The lived reality looks more like: an unarmed U.S. citizen who local officials say was not the target of enforcementends up dead in her car, and the public gets tear-gassed for showing up mad about it.
America has created a traveling federal roadshow that rolls into town announcing “SAFETY,” immediately increases the odds somebody dies, then blames the locals for not clapping hard enough.
Even Minnesota’s governor, Tim Walz, framed it as governance designed for “fear, headlines and conflict”—the state version of it’s not policy, it’s content. He also said he was preparing the National Guard amid the fury.
So now we’re here: the feds say “domestic terrorism,” the city says “get out,” the governor says “we might need the Guard,” and everyone else is supposed to pretend this is what normal public safety looks like.
The “car as weapon” loophole: America’s favorite self-defense bedtime story
There’s a grim little pattern in U.S. law enforcement controversies: the vehicle becomes the magic object that turns lethal force into paperwork.
Say the car moved toward an officer. Say it “came close.” Say it “lunged.” Congratulations—your agency just unlocked the Self-Defense DLC.
Reuters notes DHS messaging claiming officers were injured and the agent “saved multiple lives,” while video described by Reuters raised doubts about whether the officer was struck and shows at least one shot fired after the bumper had already passed him.
That doesn’t automatically mean the shooting was unlawful. It means the public is not crazy for demanding an investigation that isn’t run like a press release.
And that’s the real scandal: not that people disagree, but that we’ve normalized federal agencies grading their own homework while calling dissent “radical” and “violent” and, increasingly, “terrorism.”

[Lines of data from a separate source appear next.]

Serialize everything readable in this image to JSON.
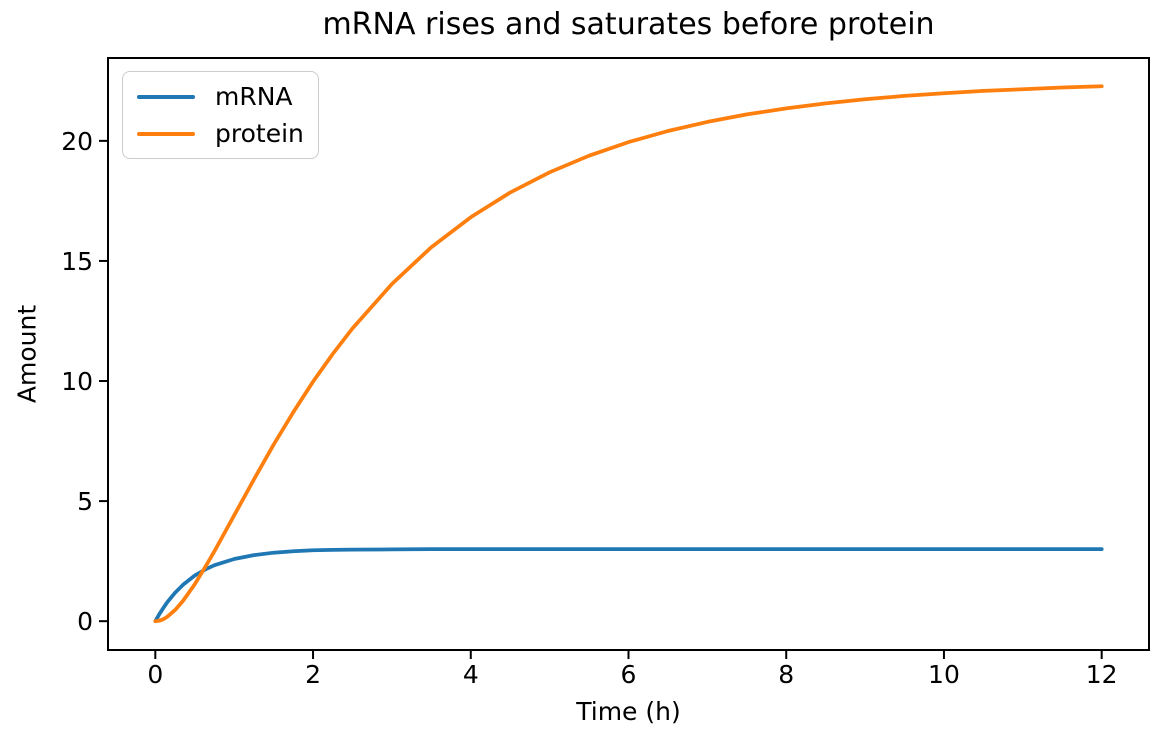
{
  "chart_data": {
    "type": "line",
    "title": "mRNA rises and saturates before protein",
    "xlabel": "Time (h)",
    "ylabel": "Amount",
    "xlim": [
      -0.6,
      12.6
    ],
    "ylim": [
      -1.2,
      23.45
    ],
    "xticks": [
      0,
      2,
      4,
      6,
      8,
      10,
      12
    ],
    "yticks": [
      0,
      5,
      10,
      15,
      20
    ],
    "grid": false,
    "legend_position": "upper-left",
    "background": "#ffffff",
    "axis_color": "#000000",
    "x": [
      0,
      0.05,
      0.1,
      0.15,
      0.25,
      0.35,
      0.5,
      0.65,
      0.75,
      1,
      1.25,
      1.5,
      1.75,
      2,
      2.25,
      2.5,
      3,
      3.5,
      4,
      4.5,
      5,
      5.5,
      6,
      6.5,
      7,
      7.5,
      8,
      8.5,
      9,
      9.5,
      10,
      10.5,
      11,
      11.5,
      12
    ],
    "series": [
      {
        "name": "mRNA",
        "color": "#1f77b4",
        "values": [
          0,
          0.29,
          0.54,
          0.78,
          1.18,
          1.51,
          1.9,
          2.18,
          2.33,
          2.59,
          2.75,
          2.85,
          2.91,
          2.95,
          2.97,
          2.98,
          2.99,
          3.0,
          3.0,
          3.0,
          3.0,
          3.0,
          3.0,
          3.0,
          3.0,
          3.0,
          3.0,
          3.0,
          3.0,
          3.0,
          3.0,
          3.0,
          3.0,
          3.0,
          3.0
        ]
      },
      {
        "name": "protein",
        "color": "#ff7f0e",
        "values": [
          0,
          0.02,
          0.08,
          0.18,
          0.46,
          0.84,
          1.54,
          2.35,
          2.92,
          4.41,
          5.9,
          7.35,
          8.7,
          9.97,
          11.13,
          12.19,
          14.04,
          15.57,
          16.82,
          17.85,
          18.69,
          19.38,
          19.95,
          20.41,
          20.79,
          21.1,
          21.35,
          21.56,
          21.73,
          21.87,
          21.98,
          22.08,
          22.15,
          22.22,
          22.27
        ]
      }
    ]
  }
}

Minneapolis has seen this movie before—and it knows what the ending costs
There’s a reason this landed like a bomb in Minneapolis specifically. The city is one of the places where video evidence previously collided with official narrative and the narrative lost. You don’t get to stroll into that civic memory with a fresh “trust us” monologue and expect applause.
CBS notes the scene was just blocks from where George Floyd was murdered in 2020—another moment where “what happened” and “what officials said happened” were not the same thing.
So when the mayor watches the video and says the federal story is “bullshit,” it’s not just rhetoric. It’s Minneapolis signaling it refuses to be gaslit by the same playbook, even if the uniform has different letters.
Thoughts, Prayers, Etc.
The shooting is being investigated by the FBI and Minnesota’s BCA (Bureau of Criminal Apprehension), according to local reporting and city officials.
Good. But “investigated” is one of those words Americans have learned to treat like “thoughts and prayers”: it sounds nice, it doesn’t guarantee anything.
And look—people can debate immigration enforcement policy all day. But if your enforcement strategy requires armored vibes, gas masks, irritants, and a PR vocabulary stolen from counterterrorism to justify killing someone in a residential neighborhood, you’re not “restoring order.” You’re manufacturing disorder and calling it security.
That’s the angle here. Not left versus right. Not “open borders” versus “law and order.” It’s the older American fight: Does the state get to declare reality, or do people get to look at what happened and say what they saw?
Because when the government’s first instinct after a death is to slap a terrorism label on the dead person—before the snow on the street has finished absorbing the blood—you’re not watching justice.
You’re watching branding.
And branding, as Minneapolis just reminded DHS in the only language that seems to cut through, doesn’t get to occupy a city.